A Public Display of Connection

Two men stand before a whiteboard, one drawing and one pointing.

fuseproject
LOCATION: San Francisco, CA
SQUARE FEET: 20,625
EMPLOYEES: 75
YEARS IN BUSINESS: 17
BUSINESS PRIORITIES: Promoting Knowledge Sharing, Stimulating Innovation

Two women co-workers converse while seated at a Public Office Landscape workstation.

Story by
Mindy Koschmann & Joseph White

Illustrations by
Leonie Bos

How do you make work more social without making it impossible to work? Public Office Landscape is designed to help start-ups and established organizations get the benefits of buzz, without the bother.

“All work is social,” goes the old (by now) saying.1 That’s surely true in start-ups, where a sea of desks in an open room is the default workplace design—often because it’s affordable but always because it supports the camaraderie and connectivity that can spur creative thinking and get ideas to market faster.

The enviable togetherness of these start-ups is certainly something they want to maintain, especially as they grow. The advantages of such a setup aren’t lost on start-ups’ more established siblings, either. These companies see a more social workplace as the key to attracting new talent, helping their best people stay engaged, and instilling business agility.

The trouble is, the workplace can be so social that there’s no place to get away from it all. As start-ups grow and add people, buzz gets quickly replaced by noise. For more established companies, the challenge is to introduce social spaces without disrupting the existing flow.

Yves Béhar, Founder and Chief Designer at fuseproject, knows the value of buzz firsthand. His San Francisco-based industrial design and branding firm had outgrown its start-up location and needed to move, but everyone was concerned about losing the creative energy of the company’s space. To add to the challenge, the move happened as Béhar and his team were developing a new workplace system for Herman Miller.

After a good deal of research and thinking, Béhar and his team concluded that furnishings could be the answer to holding on to the best of the social workplace—but only if the design took a novel approach. So they set out to create the world’s first workplace system specifically designed to foster better collaboration through social interaction. They wanted their design to be deliberately social, to hit the sweet spot between a free-for-all frenzy and library-like quiet.

“We didn’t base the system on storage or desking,” Béhar says. “It’s the first system based on modular, ergonomic sectional seating. And the name, Public Office Landscape, is intentional. We wanted this to be a social work landscape.”

Béhar’s team observed that, in social work environments, people are always seen balancing on the edge of someone else’s desk for a quick chat. In fact, Béhar and his counterparts at Herman Miller found that about 70 percent of face-to-face interactions happen at the desk and last three to five minutes.2

The Social Chair represents one big way the Public system differentiates itself.
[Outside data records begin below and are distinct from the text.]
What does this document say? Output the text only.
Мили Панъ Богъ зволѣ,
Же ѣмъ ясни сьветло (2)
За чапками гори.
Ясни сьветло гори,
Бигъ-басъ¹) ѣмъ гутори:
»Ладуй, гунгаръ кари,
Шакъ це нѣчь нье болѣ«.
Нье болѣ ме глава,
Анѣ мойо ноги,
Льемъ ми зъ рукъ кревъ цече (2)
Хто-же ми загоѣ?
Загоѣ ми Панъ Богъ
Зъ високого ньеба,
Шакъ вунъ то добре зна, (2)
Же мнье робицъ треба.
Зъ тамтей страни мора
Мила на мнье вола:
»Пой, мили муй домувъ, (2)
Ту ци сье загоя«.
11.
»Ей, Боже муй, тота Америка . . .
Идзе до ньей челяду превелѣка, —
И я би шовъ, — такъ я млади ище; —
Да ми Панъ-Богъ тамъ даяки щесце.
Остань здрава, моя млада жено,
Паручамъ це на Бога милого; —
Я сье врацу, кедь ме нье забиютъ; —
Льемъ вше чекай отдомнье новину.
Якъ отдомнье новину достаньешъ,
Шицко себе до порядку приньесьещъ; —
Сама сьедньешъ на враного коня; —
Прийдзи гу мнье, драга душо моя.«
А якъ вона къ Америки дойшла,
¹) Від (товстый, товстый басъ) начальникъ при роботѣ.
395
Designed for connection—literally and figuratively—with a flexible back and arm that physically link to desks, storage, and other chairs, the Social Chair serves as a place where people can sit down, catch up, and, just maybe, share an idea that catches on.

An open work area featuring Public Office Landscape workstations with social chairs upholstered in red and gray.

The thinking is simple yet revolutionary: Start with a seat that makes it inviting and comfortable to connect with other people, and design all the other elements—surfaces for working, containers for storing, low partitions (that are easily moved) for screening—around it. Mix elements as needed across the office so there are places to work on one’s own, to sit and have a quick conversation with a coworker, and if the energy is right and the talk draws others in, to go to a nearby screened-in space or café-style setting. Make the elements versatile so they can be changed and added to for scalable growth. Create an appearance that fits equally well in growing start-ups and established office environments, and enable the ability to scale up to match growth.

“We wanted to create a design that would support a more flexible, fluid way of working,” explains Béhar, “while addressing the very human need for interaction”—in other words, to embody the best of the start-up vibe, with wide-open choices for where to work, so people can go to a spot that supports what they’re doing in the moment yet is absent the things that detract from the ability to make quality connections and do great work.

In reviewing Public for Architect magazine, Aaron Betsky,3 curator, lecturer, and writer on architecture and design, notes, “When you combine the chair with low partitions that finally seem to be as easy to detach and move as we were always promised such elements would be, with white desks in the background, Public Office Landscape looks more like a restaurant than a work setting.”

If the goal is to keep the vibe going, the Public menu is very appealing.

1 Larry Prusak, author and researcher, advanced the idea in the late 1990s. Malcolm Gladwell expanded on it in his New Yorker article “Designs for Working” (December 11, 2000, p. 60). Both owe a debt to the work of Kjeld Schmidt and Liam Bannon (“Taking CSCW Seriously: Supporting Articulation Work,” Computer Supported Cooperative Work, Vol. 1, 1992. pp. 7–40).
2 Herman Miller, “The Ws of Work,” September 2011.
3 Aaron Betsky, “Swiss Designer Yves Béhar’s Public Office Landscape Furniture Promotes ‘Social Desking,’” Architect, February 26, 2014.